Vivo o morto, tu verrai con me
A peggiorare ulteriormente la situazione il continuo uso di frasi fatte da parte del protagonista, a richiamare un suddetto immaginario ben fuori tempo massimo. "Sono un uomo pronto alla guerra che prega per la pace", "la paura è un'illusione", "solo la morte è per sempre": sono soltanto alcune delle perle che il granitico John Wood, con tanto di volto pittato d'ordinanza nel momento della guerriglia in campo aperto tra i boschi, ci regala nel corso degli ottanta minuti di visione.
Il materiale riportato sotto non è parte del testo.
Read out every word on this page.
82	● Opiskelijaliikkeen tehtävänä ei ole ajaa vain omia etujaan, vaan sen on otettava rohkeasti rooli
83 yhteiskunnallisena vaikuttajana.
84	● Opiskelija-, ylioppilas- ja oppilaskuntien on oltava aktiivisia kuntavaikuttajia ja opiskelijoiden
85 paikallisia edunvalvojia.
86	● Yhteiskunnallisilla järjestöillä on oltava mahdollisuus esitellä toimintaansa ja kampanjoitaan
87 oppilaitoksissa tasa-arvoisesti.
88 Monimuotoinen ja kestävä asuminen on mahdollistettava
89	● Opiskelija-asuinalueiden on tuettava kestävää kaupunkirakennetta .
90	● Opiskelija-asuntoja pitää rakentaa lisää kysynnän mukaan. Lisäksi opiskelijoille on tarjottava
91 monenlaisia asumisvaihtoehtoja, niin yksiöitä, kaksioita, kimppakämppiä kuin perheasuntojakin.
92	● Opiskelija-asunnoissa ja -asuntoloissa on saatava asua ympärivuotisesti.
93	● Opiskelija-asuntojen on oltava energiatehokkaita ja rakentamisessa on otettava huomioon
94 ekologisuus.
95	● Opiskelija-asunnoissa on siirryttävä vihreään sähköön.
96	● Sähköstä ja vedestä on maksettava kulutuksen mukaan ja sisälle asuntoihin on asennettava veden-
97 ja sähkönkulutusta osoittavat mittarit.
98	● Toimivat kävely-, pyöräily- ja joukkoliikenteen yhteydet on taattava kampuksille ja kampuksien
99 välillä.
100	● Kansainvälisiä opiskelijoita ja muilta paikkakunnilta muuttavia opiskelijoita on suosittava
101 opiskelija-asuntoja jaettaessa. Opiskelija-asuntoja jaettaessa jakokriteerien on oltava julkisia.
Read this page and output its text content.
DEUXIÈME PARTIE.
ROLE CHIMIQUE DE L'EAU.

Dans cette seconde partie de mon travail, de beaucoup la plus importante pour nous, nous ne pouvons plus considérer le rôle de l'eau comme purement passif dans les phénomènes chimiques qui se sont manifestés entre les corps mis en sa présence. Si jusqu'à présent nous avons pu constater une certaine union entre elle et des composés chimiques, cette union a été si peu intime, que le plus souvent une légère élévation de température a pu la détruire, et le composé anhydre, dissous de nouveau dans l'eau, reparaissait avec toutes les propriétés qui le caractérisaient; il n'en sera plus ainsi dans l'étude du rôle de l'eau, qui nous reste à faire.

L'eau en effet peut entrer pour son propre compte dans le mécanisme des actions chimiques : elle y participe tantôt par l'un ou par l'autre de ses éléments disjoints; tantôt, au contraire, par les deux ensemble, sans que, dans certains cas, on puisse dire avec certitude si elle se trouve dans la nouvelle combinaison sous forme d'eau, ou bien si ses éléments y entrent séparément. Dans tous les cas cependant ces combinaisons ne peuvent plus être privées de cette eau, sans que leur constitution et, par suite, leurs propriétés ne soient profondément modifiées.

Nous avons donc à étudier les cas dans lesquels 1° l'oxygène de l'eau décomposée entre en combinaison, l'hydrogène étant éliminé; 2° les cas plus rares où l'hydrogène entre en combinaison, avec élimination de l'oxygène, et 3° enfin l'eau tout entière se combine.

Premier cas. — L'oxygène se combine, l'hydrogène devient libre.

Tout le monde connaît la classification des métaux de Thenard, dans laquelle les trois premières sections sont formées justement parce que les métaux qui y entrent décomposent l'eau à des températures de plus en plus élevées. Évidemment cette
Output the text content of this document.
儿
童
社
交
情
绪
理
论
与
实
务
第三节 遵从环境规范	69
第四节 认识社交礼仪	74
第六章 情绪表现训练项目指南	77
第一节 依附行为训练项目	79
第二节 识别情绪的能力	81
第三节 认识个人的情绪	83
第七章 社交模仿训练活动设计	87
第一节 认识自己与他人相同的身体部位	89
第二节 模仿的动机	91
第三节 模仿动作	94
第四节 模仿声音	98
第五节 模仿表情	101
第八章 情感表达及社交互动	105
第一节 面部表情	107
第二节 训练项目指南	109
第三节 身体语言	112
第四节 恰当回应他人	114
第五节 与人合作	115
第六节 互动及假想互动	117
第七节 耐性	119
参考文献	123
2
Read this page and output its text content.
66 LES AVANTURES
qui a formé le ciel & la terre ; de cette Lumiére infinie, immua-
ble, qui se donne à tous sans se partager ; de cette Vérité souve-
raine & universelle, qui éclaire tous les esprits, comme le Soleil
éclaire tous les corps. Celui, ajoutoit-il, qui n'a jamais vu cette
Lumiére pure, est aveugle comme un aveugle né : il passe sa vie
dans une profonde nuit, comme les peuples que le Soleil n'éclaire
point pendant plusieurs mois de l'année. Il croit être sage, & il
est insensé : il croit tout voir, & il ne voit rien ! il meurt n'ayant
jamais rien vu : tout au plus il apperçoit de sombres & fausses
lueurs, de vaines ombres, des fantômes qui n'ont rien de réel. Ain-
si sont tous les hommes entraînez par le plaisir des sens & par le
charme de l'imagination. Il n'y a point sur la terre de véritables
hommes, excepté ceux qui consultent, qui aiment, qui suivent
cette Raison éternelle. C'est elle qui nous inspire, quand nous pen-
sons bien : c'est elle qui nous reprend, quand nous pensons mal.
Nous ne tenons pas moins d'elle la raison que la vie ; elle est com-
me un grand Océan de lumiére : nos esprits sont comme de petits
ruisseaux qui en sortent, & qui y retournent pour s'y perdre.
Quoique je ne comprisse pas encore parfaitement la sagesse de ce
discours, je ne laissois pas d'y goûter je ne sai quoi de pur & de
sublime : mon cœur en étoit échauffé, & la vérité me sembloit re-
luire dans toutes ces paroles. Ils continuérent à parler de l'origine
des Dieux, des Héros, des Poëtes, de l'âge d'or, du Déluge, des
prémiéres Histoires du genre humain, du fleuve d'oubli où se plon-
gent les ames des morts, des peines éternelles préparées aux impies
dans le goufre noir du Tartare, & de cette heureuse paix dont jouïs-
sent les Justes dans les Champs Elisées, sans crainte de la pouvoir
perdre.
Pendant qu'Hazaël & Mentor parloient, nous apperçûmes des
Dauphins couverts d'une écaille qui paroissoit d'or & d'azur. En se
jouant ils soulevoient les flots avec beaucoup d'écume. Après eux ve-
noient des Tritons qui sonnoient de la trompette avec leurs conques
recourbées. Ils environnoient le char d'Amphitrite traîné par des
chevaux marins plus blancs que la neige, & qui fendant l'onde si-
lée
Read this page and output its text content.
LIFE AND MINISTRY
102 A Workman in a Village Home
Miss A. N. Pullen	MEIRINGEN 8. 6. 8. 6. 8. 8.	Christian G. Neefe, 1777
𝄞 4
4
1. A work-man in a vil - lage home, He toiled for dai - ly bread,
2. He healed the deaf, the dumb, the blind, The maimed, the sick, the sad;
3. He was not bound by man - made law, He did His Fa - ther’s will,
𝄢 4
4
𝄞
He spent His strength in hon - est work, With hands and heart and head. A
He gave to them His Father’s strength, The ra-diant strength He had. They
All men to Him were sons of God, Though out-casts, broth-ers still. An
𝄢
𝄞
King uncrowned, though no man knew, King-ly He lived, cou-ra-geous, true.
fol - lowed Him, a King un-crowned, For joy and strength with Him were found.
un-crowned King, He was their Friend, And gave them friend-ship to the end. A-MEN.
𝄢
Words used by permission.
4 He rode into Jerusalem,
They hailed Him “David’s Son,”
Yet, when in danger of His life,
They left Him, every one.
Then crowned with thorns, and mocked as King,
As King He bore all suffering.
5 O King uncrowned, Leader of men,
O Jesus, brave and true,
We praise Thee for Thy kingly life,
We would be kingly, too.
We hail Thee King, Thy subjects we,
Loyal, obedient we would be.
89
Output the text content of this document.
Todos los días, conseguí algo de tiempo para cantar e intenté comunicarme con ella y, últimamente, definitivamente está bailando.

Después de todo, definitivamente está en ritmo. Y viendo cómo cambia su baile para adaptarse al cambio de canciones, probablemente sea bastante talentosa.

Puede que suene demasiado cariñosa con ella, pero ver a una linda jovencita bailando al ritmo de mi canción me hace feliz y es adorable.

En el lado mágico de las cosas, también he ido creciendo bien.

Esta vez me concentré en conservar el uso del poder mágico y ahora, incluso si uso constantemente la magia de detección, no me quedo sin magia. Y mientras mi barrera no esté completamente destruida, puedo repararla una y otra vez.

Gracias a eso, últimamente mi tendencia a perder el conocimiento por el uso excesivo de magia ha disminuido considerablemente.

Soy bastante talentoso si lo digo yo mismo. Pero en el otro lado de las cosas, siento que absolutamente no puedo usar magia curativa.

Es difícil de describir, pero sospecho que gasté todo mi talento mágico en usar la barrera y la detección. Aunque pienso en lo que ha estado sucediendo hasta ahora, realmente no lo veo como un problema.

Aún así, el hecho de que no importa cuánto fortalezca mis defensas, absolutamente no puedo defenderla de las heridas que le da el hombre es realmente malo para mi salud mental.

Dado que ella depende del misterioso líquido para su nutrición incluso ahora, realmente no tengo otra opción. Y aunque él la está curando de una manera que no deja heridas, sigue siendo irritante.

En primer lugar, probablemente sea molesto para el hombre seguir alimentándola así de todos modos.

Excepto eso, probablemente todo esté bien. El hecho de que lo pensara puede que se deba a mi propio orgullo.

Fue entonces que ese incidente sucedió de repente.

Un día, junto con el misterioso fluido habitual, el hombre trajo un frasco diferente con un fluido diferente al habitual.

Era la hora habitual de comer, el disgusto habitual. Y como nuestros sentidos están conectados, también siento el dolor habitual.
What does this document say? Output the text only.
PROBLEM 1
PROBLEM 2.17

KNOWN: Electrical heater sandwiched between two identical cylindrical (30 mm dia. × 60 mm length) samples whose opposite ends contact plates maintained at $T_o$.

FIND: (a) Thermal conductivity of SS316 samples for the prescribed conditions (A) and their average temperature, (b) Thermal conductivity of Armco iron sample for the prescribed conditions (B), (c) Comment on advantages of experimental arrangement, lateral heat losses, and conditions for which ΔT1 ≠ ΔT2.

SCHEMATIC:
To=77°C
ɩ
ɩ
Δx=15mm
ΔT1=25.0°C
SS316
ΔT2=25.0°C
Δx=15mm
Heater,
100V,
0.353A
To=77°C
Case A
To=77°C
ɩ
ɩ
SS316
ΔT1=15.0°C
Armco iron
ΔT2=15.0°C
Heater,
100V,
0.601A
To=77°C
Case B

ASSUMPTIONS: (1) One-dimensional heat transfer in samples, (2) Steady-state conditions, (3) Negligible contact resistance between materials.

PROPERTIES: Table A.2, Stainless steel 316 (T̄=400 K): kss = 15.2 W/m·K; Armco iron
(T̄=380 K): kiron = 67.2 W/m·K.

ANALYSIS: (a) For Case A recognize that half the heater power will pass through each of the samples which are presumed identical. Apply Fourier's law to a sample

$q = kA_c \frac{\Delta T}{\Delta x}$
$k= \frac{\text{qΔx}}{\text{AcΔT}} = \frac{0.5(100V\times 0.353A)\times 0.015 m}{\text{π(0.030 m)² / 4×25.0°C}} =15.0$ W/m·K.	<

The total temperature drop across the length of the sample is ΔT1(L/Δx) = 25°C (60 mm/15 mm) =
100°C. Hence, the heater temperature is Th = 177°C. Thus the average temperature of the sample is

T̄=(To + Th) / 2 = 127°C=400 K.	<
Ecco, forse l'esigua durata è il solo fattore positivo che riusciamo a trovare in un film così dozzinale e telefonato, che non sfrutta la potenziale apoteosi trash a dovere prendendosi invece troppo sul serio, tra slanci melodrammatici e rivelazioni scioccanti, flashback "spiegoni" e scene al rallentatore. Un polpettone senza arte ne parte.
Conclusioni
Un massiccio ex membro delle forze speciali, sopravvissuto a una pandemia e a commilitoni impazziti che cercarono di ucciderlo, conduce ora un'esistenza solitaria immerso nei boschi, quando l'arrivo di una ragazza lo rimette faccia a faccia con il suo tormentato passato. Last Man Down è un action movie di serie Z ambientato in un contesto distopico, dove al basso budget si accompagnano una recitazione dozzinale e una miriade di frasi fatte, a citare un immaginario tipico senza consapevolezza e nemmeno la necessaria autoironia. Personaggi e cast monodimensionali in una sceneggiatura che scavalca in più occasioni la soglia del ridicolo involontario, ma qui manco le risate fanno capolino a intrattenere lo spettatore in cerca del puro trash.
Perché ci piace
- Impossibile trovare qualcosa da salvare.
Cosa non va
- Sceneggiatura assurda.
- Cast e personaggi monodimensionali.
- Dinamiche action involontariamente ridicole.